Garden located near Adams and Sycamore

Volunteers with the Victory over Hunger Garden program in Hannibal are gearing up for a third year, but unless more workers are found the program, which has grown and donated more than 1,100 pounds of produce, could end.

The bulk of the produce grown has been donated to the First United Methodist Church's Loaves and Fishes food ministry.

"People (served by Loaves and Fishes) really appreciate the fresh produce. They are always asking when the next crop is coming in, especially the tomatoes," said Gordon Ipson, founder of the Victory over Hunger Garden program. "If they appreciate having it and we can get people to come and work and produce it..."

A primary source of labor for the garden during its first two years has been the Kids in Motion (KIM) program, which supplies summer employment opportunities to Hannibal youngsters. But once the KIM program wraps up the workload for the remaining garden volunteers is almost too much.

"There were just four people doing everything and we just couldn't keep up," Ipson said.

During a recent organizational meeting for year three of the program Ipson said they "either get some more people to help or call it quits."

Ipson has a labor pool that he would like to access.

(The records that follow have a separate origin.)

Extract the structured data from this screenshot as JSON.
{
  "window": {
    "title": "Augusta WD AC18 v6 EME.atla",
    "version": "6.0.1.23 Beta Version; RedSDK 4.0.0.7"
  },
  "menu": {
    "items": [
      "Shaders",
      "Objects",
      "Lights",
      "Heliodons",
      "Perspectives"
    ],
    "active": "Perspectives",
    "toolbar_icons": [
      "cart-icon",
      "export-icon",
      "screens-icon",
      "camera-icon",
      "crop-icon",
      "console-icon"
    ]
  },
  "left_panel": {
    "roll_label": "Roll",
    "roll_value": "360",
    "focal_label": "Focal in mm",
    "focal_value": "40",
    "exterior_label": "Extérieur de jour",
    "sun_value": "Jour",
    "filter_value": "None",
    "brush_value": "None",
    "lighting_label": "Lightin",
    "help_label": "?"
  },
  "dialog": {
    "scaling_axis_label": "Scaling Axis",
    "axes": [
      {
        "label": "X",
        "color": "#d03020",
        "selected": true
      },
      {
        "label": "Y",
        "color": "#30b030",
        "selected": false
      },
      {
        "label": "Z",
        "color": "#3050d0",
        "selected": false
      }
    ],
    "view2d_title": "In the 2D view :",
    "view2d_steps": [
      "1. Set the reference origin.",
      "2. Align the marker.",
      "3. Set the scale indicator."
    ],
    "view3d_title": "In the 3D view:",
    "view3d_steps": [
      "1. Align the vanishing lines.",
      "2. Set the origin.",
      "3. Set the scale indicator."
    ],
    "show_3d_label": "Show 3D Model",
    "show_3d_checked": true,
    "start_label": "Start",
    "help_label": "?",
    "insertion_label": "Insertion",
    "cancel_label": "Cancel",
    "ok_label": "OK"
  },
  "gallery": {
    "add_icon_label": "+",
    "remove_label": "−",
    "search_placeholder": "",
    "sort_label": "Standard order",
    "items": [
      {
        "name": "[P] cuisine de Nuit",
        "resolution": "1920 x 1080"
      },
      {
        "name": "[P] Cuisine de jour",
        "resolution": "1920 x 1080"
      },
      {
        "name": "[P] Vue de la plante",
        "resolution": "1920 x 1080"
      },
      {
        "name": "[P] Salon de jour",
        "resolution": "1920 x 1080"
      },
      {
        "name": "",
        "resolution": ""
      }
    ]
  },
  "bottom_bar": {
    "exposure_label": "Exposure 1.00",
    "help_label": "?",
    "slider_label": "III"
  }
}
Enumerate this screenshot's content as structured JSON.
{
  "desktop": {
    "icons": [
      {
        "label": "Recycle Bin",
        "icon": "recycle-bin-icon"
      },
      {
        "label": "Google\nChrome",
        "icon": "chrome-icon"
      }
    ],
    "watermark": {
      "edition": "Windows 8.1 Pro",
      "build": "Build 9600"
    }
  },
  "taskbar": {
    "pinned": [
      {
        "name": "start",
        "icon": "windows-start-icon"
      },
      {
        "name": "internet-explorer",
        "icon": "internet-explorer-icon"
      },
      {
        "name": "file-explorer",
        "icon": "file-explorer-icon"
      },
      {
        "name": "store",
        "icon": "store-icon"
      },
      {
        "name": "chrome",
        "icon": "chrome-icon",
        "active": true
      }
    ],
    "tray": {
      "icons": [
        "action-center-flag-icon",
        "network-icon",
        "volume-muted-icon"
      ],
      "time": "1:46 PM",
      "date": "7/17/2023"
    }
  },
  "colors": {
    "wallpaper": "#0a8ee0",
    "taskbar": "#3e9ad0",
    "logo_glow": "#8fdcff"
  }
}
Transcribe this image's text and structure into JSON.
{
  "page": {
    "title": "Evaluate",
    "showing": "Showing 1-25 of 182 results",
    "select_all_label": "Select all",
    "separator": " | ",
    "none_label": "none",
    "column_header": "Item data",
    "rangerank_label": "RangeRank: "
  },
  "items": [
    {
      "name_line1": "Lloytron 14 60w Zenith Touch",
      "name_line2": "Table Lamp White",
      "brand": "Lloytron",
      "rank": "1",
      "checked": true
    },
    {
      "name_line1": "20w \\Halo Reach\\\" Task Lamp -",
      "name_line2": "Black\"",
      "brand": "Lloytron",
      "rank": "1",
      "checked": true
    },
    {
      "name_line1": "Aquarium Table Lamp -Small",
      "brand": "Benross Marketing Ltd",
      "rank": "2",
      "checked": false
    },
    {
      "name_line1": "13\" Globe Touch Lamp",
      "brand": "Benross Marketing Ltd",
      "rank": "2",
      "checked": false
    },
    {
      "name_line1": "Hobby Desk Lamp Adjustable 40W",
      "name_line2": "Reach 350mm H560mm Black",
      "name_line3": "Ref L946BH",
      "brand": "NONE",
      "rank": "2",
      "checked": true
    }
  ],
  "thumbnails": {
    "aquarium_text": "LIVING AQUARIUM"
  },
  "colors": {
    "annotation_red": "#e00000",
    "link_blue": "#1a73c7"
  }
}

"Ideally we would like to get people who need some of it (produce) to come down and produce it and in return take some of the produce directly home from the garden."

Ipson realizes that reaching the Adams and Sycamore garden site presents a challenge for many people.

"One of the biggest problems that we looked at initially was transportation; getting people to come down to a central location," he said. "The vision of the Victory over Hunger Garden when it first started was to try to get churches, schools and other groups to each plant small gardens in different locations throughout the city so that people who need the produce could walk to a location. But it (program) got funneled down so we decided to go with one site the first year. We were never able to move beyond the pilot site."

Even if the garden portion of the food-growing program should end after this year efforts to help feed Hannibal's hungry will continue.

"We are still going ahead with efforts to get people to plant fruit trees and make that harvest available," Ipson said. "That will take less week-to-week work."